Although there is currently no direct way to model grade beams in RAM Structural System, they can be simulated by modeling concrete beams and designed in RAM Concrete. These basic steps produce satisfactory results for most configurations.
By creating a rigid diaphragm at the grade level with the nodes at the grade beam - column intersections to it, translation is restrained when the ground level is set to the grade level. Therefore, no shear will exist in the column stubs. Since the top of the column stubs are pinned, no moment will be developed in the column stub below the grade beams. Spread footings or pile caps can be modeled at the column stub locations. The foundation loads will only be vertical forces.
There are a couple of important things to note. First, automatic calculation of effective length factors may be inaccurate for this procedure. No boundary condition is assumed at the lower node of the column above the grade beam level.
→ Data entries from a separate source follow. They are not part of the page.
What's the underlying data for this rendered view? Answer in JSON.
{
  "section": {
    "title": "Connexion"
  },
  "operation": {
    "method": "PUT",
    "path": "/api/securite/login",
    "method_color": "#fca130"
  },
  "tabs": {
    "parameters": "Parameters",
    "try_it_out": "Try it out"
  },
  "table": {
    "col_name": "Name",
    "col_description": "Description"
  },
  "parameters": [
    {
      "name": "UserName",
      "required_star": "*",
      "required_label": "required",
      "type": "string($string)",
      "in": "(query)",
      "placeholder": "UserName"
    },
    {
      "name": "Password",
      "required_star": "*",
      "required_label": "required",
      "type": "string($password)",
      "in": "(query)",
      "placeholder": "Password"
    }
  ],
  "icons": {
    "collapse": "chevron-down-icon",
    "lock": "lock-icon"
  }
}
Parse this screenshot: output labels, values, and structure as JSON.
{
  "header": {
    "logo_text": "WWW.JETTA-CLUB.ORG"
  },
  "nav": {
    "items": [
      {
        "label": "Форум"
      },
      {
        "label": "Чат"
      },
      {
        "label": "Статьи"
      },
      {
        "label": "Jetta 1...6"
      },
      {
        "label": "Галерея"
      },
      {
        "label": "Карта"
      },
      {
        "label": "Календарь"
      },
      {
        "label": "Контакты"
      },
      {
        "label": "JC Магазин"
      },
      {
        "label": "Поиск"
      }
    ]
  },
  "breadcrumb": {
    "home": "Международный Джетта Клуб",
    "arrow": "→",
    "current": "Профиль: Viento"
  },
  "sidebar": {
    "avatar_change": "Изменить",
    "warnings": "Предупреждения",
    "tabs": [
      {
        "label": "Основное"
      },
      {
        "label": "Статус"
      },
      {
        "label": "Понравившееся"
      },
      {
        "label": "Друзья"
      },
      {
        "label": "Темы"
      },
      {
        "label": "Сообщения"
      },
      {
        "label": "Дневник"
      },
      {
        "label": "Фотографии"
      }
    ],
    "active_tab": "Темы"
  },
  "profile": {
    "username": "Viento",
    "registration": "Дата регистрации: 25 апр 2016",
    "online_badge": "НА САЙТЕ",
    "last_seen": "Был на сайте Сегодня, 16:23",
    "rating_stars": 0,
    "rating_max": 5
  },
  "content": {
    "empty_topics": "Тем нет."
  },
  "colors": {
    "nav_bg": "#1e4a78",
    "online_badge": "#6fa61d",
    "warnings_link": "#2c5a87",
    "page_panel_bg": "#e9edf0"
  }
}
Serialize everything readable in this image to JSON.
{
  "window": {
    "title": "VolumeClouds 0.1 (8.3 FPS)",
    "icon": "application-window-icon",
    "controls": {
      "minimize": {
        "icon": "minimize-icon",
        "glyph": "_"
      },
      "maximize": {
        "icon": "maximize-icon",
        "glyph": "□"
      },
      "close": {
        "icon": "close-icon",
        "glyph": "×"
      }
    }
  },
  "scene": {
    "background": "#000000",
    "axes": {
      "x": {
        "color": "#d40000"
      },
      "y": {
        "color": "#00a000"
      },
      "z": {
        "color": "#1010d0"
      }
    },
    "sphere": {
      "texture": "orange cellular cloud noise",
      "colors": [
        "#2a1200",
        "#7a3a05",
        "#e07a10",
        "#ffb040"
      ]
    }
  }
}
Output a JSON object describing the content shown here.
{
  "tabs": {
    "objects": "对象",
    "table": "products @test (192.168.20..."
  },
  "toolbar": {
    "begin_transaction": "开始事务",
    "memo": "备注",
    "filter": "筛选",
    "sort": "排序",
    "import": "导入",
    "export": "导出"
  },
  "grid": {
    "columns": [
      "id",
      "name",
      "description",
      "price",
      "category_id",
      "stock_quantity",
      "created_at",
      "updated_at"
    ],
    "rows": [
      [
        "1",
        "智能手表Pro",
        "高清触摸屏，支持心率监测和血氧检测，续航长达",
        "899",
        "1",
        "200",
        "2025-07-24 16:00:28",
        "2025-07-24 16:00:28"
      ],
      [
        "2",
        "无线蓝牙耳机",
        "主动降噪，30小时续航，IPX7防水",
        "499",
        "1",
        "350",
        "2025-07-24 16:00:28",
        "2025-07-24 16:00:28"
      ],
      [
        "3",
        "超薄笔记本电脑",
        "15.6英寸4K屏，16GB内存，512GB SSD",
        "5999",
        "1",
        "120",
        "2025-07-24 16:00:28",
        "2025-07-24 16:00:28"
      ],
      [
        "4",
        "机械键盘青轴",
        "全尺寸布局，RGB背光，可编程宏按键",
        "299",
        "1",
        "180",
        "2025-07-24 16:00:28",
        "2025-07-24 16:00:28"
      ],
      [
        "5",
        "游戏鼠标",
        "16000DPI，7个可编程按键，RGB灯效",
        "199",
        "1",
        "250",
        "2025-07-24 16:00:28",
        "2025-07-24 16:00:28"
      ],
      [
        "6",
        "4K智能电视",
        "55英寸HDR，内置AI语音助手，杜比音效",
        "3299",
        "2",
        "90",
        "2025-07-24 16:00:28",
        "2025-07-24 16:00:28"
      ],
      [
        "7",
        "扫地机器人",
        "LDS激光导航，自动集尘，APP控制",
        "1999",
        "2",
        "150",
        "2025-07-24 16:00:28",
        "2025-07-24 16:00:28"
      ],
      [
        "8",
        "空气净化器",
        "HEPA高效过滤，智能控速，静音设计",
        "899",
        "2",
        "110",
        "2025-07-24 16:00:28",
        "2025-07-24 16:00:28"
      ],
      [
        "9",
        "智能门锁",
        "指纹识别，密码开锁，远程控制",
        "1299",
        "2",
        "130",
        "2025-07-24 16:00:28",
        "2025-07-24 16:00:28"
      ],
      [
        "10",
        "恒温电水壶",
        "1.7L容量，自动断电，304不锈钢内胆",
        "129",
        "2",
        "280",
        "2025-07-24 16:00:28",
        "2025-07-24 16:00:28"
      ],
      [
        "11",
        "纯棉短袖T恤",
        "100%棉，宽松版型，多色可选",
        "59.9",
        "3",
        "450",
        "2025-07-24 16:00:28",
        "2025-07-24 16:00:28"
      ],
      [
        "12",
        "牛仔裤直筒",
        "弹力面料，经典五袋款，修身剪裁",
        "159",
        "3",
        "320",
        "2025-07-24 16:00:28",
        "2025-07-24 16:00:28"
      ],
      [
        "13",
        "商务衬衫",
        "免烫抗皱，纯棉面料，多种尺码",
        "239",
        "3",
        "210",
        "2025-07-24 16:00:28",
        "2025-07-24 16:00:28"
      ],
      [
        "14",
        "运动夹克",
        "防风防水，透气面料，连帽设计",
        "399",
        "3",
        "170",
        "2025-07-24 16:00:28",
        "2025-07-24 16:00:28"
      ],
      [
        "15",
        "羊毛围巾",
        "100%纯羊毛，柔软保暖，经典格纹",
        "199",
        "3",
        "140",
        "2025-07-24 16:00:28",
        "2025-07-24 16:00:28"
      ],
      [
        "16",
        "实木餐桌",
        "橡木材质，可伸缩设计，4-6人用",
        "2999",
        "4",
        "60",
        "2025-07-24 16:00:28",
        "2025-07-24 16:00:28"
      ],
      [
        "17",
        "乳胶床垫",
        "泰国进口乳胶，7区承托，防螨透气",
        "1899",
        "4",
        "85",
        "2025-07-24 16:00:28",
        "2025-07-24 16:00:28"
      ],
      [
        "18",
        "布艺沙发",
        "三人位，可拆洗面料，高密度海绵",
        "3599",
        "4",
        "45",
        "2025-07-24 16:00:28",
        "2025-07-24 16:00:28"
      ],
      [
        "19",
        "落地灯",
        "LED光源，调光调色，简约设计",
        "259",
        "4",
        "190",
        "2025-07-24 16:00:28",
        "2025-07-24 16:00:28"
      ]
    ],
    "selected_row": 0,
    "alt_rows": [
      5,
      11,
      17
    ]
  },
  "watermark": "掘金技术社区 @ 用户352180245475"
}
Therefore, the G value for the lower node is a function of the column and grade beam stiffness in the direction being considered. If this is not an accurate assumption, the effective length factor should be explicitly defined. Second, don't specify a story height on the grade beam level that is too small. Using an extremely small story height is not necessary because there will be no translation of the grade beam level and only vertical forces in the stub columns. The only ramification of using a larger story height is an increased self-weight for the stub columns. If you use too small of a story height you might produce a poor mesh if lateral walls are modeled on the grade beam level.
Alternatively, foundation springs can be assigned to the bottom of the columns (or walls) in Ram Frame using Assign - Foundation Springs.